Competition and Selection in the Feature Pool1


      I got these ideas obviously from population genetics, which has inspired much of my recent work on language evolution. They are applicable both to contexts of “language acquisition” and to those of language evolution under any of its interpretation. The basic idea is that all speakers of a language contribute to a pool of features from which 1) each learner selects a particular subset that will form his/her respective idiolect and 2) a speaker can select new variants as he/she accommodates his/her interlocutors while they interact. In social ecologies where there are also non-native speakers, their xenolectal (i.e., ‘non-native’) varieties too contribute features to the pool.


      The extent of the xenolectal speakers’ impact on the varieties “acquired” by learners depends on various ecological factors. For instance, where xenolectal speakers do not constitute a critical mass, such as (integrated) immigrants and the learners interact regularly with native speakers, the influence of xenolectal features is usually negligible. There are, however, contact settings in which xenolectal speakers form a critical mass and/or in which non-native speakers interact more among themselves than with native speakers, such as on former plantation settlement and in exploitation colonies. Despite the non-negligible role of the founder effect, xenolectal features have exerted a serious influence on the varieties appropriated by the learners.


      Since learners do not have access to all variants in the feature pool and select features of their idiolects only from among the variants that are accessible to them, contact settings in which different dialects and/or different languages are in contact lead to different outcomes of “language acquisition,” as I explain below. Such variation, which is typically quite stable, was first observed in creole communities and identified as (post-)creole continua. Unfortunately they were also mischaracterized as symptomatic of “decreolization,” as if other speech communities in which a distinction exists between a standard and non-standard varieties exhibit less variation or have clearcut boundaries between standard and non-standard speech.2


      Ordinarily, when one acquires a language in a setting in which native speakers of the same language or dialect interact only among themselves or are the overwhelming majority, the variants that he/she acquires originate only from the subset of the pool that he/she has been exposed to. Differences among idiolects are a function of the fact that 1) every learner has been exposed to a different subset of utterances in the language or dialect, and 2) has recombined the selected variants into his/her idiolect in a somewhat different way, with his/her own individual peculiarities, such as weighting some of the same variants differently. For instance, one may favor help somebody do a job over help somebody to do a job, or it isn’t so over it ain’t so.


      In settings where the feature pool contains xenolectal features, the competition and selection processes are more complex. There is chance that xenolectal features will make their way into some learners’ idiolects and spread within the population of speakers. For instance, new lexical items may be “borrowed” into the language. This is the case of ganja and obeah in Jamaican English or tshipoy and bwana in Congolese French. New syntactic structures may become part of local parlance, such as can, cannot? for elliptical ‘can you?’ in Hong Kong and Singapore Englishes. (Note the absence of the subject pronoun and the conjunction or from the construction, consistent with the grammars of some of the indigenous languages.)


      In the vast majority of cases xenolectal influence either favors an otherwise minority/ recessive/stigmatized variant in the feature pool of “native varieties” or leads a variant to evolve into what appears to be an innovation ex nihilo. Instances of these may be found in the selection of tense-aspect markers and the extensive use of serial verb constructions in creoles.

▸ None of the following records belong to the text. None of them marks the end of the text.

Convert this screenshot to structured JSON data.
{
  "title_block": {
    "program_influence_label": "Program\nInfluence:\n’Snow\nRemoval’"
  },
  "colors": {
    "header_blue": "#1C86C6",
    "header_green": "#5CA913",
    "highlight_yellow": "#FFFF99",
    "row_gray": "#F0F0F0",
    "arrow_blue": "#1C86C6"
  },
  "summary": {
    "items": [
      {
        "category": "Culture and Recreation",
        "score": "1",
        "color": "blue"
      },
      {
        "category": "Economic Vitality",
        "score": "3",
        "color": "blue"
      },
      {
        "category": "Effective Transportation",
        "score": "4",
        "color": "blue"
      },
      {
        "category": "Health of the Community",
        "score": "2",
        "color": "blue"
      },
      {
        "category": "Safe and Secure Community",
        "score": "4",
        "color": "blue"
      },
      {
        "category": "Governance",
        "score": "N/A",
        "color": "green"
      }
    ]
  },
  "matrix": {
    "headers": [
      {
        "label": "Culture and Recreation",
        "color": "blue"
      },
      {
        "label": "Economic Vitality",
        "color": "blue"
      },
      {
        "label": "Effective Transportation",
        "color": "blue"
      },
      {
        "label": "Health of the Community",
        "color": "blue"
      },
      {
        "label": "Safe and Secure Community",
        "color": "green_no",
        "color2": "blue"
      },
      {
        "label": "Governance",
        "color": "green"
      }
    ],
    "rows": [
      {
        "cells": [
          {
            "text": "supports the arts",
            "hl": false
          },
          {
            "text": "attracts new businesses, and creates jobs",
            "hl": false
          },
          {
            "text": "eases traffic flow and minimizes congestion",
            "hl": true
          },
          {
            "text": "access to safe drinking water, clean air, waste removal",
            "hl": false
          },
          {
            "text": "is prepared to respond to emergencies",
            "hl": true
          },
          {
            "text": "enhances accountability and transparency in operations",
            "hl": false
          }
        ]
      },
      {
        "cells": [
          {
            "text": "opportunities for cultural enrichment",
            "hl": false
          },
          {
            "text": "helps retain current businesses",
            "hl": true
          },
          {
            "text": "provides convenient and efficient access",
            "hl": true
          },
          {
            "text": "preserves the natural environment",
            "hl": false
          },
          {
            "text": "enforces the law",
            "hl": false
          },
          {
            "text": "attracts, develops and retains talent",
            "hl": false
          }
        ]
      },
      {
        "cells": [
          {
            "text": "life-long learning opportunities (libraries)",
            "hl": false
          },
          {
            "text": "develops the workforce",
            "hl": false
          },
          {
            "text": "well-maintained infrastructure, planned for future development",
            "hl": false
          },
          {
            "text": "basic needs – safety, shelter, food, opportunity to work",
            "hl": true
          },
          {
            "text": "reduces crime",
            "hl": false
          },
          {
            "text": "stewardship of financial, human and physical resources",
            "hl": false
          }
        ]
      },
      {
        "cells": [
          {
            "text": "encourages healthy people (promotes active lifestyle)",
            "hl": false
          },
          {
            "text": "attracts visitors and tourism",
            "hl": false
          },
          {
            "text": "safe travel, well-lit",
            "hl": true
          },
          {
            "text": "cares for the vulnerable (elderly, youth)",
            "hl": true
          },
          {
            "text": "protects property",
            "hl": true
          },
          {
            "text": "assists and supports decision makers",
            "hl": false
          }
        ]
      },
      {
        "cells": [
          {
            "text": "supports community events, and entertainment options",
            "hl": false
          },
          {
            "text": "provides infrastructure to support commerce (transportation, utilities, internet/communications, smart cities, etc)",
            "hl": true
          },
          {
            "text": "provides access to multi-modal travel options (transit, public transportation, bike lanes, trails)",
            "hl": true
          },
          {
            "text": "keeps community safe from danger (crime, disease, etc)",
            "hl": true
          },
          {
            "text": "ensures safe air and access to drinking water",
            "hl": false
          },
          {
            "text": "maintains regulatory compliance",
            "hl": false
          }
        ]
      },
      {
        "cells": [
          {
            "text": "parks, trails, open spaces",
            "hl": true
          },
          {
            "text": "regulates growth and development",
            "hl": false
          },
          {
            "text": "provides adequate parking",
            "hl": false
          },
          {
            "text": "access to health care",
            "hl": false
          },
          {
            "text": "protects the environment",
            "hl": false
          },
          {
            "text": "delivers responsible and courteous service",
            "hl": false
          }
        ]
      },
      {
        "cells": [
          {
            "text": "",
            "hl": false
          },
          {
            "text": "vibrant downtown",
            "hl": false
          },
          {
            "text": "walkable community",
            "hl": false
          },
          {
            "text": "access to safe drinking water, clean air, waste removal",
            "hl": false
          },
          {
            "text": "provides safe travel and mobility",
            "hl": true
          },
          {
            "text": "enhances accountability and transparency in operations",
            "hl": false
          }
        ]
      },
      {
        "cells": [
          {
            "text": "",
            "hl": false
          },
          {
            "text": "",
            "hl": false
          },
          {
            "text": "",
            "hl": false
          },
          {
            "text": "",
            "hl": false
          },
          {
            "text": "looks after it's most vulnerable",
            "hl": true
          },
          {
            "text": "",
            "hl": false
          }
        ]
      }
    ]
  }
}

      Letting the feature pool concept play a central role in language evolution does not negate the role of innovations, which occur every day as people communicate. What this approach suggests is that innovations are normal additions to the feature pool and they are subject to competition and selection, like other features. They may die immediately, when they are copied by no other speakers, or they may spread and remain in competition with other variants. What makes the feature pool idea more interesting is that it acknowledges individual speakers as the unwitting agents of changes in their language or dialect. If you are interested in more of this, click here for a copy my article “Competition and Section in Language Evolution.” (PDF File, Download PDF Viewer)


      1 Note that in this approach, as in biology, the notions of ‘competition’ and ‘selection’ confer no agency to the features themselves. ‘Competition’ is used in reference to the coexistence of variants in ways that make some of them more heavily weighted, positively or negatively, relative to their alternatives. The selectors are the speakers, who assign these values, variably, and select and reproduce them. ‘Selection’ has to do with the specific ways in which they favor some of the variants in their idiolects, and collectively in their dialect and/or language.


      2 The “decreolization” hypothesis partly assumes, incorrectly, that basilectal speakers aspire at speaking the acrolect as a vernacular or that “acquisition” of the acrolect entails loss of the basilect by the learner. Several speakers are multilectal.